Financial highlights

  • Gross revenue reached $1.84 billion, driven by an acceleration in PC refresh, especially among enterprise and mid-market customers.

  • EBITDA increased 9.4% to $75.4 million; operating profit before tax up 13.3% to $57.6 million.

  • Net debt decreased by $6.3 million to $299.5 million; net cash from operating activities was $49.0 million.

  • Fully franked dividends of 22.0 cents per share paid in H1 FY25, with ongoing commitment to interim dividends and DRP.

  • Australia segment gross revenue grew 18.0% to $1.55 billion, with over $30 million from large-scale AI deployments; New Zealand revenue up 5.2% to $291.7 million.

Outlook and guidance

  • FY25 gross revenue guidance is $3.7–$3.8 billion, representing 10–13% growth over FY24, with operating profit before tax of $120–124 million and PBT margin of 3.2–3.4%.

  • H2 is expected to be stronger than H1, with growth driven by enterprise and mid-market; no SMB recovery assumed.

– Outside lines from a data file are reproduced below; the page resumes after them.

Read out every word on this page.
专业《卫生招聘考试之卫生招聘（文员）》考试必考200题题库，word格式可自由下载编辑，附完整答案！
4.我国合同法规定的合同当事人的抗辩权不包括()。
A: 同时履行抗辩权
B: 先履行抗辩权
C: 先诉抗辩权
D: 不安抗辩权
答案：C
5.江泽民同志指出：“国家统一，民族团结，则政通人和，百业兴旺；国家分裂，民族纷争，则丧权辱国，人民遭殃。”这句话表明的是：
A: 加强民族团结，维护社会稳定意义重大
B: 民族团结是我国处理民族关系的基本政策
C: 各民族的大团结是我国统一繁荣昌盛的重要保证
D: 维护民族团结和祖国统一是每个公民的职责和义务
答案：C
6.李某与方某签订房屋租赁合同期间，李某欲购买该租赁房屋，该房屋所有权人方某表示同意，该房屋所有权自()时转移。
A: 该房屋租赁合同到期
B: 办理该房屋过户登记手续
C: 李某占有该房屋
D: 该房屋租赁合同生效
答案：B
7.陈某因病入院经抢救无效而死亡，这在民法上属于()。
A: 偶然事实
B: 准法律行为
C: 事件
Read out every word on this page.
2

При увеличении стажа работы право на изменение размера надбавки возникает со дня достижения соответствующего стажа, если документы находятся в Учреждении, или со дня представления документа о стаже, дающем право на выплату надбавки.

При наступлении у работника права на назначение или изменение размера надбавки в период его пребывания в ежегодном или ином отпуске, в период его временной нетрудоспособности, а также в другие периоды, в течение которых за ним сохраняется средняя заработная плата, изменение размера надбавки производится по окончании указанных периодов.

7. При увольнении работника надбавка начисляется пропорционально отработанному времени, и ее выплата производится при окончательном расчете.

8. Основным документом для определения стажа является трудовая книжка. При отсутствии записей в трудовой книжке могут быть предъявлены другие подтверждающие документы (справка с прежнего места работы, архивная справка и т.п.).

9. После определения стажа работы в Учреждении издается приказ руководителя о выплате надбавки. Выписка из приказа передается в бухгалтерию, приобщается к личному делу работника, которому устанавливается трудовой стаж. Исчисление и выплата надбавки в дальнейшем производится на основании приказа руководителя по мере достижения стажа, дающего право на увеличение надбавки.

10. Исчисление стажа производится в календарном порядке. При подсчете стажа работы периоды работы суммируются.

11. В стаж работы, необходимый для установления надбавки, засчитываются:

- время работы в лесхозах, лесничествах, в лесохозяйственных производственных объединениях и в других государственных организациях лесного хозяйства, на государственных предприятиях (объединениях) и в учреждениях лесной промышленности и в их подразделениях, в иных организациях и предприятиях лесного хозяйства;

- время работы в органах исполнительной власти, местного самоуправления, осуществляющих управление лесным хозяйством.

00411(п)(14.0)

  • PC refresh cycle and AI deals expected to continue driving growth, with some caution due to lumpy enterprise deals and strong prior-year comparables.

  • Double-digit device sales growth is expected to continue, especially in enterprise and regulated sectors.

  • Further AI ecosystem partnerships and contributions from the AI factory project are anticipated.